Here’s an example of how to use the MultiMediaInfo class:

import torch
import os
import allspark

# Load multimedia content (e.g., embeddings)
model_path = "path/to/model"

# image embedding just for example.
m1 = torch.load(os.path.join(model_path, "emb.pt")).cpu().float()
dl_list = []
dl_list.append(torch.utils.dlpack.to_dlpack(m1))

# Create a MultiMediaInfo instance
as_extra_embedding_info_0 = allspark.MultiMediaInfo()

# Add the multimedia content
as_extra_embedding_info_0.add_multimedia_content("151859", dl_list)

# Include the MultiMediaInfo instance in the generation config

gen_cfg_builder = ASGenerationConfigBuilder()
config = (gen_cfg_builder.do_sample()
      .max_length(512)
      .temperature(0.7)
      .top_k(50)
      .update({"mm_info": as_extra_embedding_info_0})
      .build())

In this example, we first load the multimedia content (embeddings in this case) from a file. We then create a MultiMediaInfo instance, and add the multimedia content using the add_multimedia_content method. Finally, we add the mm info into generation config, the following step will be same as text requests.

Methods

class MultiMediaInfo
add_multimedia_content(identifier: str, content: List[capsule]) AsStatus

Adds multimedia content to the current instance.

Parameters:
  • identifier (str) – An identifier for the multimedia content, the id should same as the placeholder id in id inputs.

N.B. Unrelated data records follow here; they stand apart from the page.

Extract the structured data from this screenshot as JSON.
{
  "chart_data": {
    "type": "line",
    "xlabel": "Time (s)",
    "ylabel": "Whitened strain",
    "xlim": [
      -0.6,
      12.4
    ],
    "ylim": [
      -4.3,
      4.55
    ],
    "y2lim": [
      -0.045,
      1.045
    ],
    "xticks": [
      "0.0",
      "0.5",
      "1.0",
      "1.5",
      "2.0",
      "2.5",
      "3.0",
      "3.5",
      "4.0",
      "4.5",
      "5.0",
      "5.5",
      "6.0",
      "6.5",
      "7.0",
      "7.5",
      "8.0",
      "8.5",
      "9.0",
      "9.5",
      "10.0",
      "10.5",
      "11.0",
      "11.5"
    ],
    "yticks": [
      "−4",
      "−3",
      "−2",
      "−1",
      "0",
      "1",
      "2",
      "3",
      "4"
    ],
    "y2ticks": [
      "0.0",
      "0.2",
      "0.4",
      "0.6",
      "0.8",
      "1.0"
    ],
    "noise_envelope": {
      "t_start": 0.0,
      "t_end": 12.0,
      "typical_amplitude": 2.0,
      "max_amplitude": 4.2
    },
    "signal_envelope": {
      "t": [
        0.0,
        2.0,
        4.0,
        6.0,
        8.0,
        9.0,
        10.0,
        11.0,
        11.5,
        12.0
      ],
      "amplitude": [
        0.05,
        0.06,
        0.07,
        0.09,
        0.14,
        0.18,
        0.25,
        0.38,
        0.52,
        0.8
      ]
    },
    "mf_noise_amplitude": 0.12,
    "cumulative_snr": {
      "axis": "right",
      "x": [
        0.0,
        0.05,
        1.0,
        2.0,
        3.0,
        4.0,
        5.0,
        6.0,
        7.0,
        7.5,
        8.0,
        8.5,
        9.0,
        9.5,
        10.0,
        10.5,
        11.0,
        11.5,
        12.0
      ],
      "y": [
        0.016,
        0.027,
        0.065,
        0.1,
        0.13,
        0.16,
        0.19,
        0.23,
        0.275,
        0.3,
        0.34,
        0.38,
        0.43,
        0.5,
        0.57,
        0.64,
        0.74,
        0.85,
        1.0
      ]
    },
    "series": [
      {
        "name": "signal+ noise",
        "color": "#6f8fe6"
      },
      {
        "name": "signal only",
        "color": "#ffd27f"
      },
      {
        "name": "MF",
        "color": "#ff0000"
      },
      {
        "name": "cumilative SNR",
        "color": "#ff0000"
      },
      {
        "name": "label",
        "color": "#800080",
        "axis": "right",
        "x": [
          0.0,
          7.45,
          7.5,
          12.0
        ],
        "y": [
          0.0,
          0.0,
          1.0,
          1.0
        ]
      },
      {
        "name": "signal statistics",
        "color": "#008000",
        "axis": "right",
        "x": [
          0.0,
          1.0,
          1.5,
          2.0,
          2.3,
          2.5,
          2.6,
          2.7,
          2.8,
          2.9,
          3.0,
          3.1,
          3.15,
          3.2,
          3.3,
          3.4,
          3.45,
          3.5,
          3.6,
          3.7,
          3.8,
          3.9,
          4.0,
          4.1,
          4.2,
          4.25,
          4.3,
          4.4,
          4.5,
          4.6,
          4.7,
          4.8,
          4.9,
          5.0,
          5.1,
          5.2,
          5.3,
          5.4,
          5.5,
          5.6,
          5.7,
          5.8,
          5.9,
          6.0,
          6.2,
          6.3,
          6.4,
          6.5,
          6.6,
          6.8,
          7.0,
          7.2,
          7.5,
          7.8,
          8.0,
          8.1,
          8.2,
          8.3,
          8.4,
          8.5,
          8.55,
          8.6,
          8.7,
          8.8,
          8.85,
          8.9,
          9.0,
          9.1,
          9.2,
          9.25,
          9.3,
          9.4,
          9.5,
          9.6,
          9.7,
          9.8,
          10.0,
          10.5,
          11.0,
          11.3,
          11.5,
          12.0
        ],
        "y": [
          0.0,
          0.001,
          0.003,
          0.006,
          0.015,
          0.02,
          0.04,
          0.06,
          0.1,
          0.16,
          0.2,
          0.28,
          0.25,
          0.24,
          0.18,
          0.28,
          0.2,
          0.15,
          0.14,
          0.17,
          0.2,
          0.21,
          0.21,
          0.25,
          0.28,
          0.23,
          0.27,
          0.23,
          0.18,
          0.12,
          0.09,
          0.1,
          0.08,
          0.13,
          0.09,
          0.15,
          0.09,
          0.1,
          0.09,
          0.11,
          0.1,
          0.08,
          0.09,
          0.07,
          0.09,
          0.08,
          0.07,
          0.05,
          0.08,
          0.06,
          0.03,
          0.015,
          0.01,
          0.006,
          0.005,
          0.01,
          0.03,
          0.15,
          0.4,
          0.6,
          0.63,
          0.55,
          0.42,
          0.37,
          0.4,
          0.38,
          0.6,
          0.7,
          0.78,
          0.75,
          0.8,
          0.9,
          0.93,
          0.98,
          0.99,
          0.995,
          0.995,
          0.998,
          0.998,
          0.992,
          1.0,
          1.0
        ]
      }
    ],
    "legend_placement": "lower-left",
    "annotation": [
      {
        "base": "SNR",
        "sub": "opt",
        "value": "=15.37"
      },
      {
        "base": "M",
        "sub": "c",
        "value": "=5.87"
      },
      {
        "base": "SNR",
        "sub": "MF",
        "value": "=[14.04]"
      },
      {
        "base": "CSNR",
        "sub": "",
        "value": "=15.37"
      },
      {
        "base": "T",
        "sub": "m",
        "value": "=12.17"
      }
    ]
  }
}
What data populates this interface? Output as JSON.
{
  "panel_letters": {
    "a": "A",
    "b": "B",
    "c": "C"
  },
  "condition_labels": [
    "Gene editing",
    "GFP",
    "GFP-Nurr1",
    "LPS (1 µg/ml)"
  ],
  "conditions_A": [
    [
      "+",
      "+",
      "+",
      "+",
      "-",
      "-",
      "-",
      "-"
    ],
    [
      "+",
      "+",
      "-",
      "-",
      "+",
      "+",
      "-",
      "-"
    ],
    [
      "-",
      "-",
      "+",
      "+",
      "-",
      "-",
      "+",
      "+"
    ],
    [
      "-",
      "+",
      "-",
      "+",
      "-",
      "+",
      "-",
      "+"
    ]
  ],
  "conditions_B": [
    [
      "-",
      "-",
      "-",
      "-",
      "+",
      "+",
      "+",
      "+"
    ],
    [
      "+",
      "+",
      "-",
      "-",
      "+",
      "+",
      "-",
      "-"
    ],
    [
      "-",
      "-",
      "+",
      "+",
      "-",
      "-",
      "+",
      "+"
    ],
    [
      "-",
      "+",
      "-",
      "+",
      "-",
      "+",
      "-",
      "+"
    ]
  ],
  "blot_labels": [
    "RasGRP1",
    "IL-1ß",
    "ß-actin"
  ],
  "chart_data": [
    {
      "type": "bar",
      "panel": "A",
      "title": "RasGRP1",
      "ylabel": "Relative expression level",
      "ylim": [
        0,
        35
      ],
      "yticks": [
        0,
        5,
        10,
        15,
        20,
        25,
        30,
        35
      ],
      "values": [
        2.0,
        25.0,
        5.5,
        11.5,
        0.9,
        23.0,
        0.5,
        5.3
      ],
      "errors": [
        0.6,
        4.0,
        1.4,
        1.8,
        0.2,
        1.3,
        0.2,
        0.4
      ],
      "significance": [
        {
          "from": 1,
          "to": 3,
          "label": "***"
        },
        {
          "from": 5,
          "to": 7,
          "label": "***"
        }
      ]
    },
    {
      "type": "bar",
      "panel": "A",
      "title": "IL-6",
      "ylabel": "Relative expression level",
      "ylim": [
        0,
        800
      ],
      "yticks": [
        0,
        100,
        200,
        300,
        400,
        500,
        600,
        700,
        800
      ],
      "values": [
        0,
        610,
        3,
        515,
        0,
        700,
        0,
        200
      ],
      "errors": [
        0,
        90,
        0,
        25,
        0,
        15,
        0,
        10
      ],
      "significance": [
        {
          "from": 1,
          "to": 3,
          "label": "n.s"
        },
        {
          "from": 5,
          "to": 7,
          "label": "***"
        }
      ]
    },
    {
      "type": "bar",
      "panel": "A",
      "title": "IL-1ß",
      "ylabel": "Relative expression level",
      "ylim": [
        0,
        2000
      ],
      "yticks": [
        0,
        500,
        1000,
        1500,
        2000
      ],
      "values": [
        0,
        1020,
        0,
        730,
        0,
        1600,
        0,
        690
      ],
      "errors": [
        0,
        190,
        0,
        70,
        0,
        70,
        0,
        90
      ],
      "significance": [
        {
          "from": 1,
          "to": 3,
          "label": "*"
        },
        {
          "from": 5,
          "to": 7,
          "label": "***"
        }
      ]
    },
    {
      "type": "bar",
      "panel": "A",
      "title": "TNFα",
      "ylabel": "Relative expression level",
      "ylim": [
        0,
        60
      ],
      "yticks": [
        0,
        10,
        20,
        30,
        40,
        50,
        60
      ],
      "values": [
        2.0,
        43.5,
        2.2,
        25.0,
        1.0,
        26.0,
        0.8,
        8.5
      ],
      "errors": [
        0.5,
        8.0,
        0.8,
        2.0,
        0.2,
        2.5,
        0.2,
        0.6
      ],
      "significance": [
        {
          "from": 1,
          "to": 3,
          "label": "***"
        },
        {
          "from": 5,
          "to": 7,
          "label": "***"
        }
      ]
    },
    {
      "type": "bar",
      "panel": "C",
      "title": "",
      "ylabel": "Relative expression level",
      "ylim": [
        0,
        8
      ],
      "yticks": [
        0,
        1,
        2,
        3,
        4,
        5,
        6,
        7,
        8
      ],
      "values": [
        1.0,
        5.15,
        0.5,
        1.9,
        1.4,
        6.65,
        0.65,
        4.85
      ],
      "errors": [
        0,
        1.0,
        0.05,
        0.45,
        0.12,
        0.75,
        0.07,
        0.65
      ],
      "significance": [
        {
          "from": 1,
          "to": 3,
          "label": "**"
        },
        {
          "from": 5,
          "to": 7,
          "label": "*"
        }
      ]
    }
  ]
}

  • content (List[capsule]) – A list of capsules (e.g., DLPack tensors) representing the multimedia content.

Returns:

An AsStatus object indicating the status of the operation.

The MultiMediaInfo class provides two methods:

  • set_multimedia_type: Sets the multimedia type for the current instance (deprecated)

  • add_multimedia_content: Adds multimedia content to the current instance, identified by a string identifier and a list of capsules (e.g., DLPack tensors) representing the content.

Both methods return an AsStatus object indicating the status of the operation.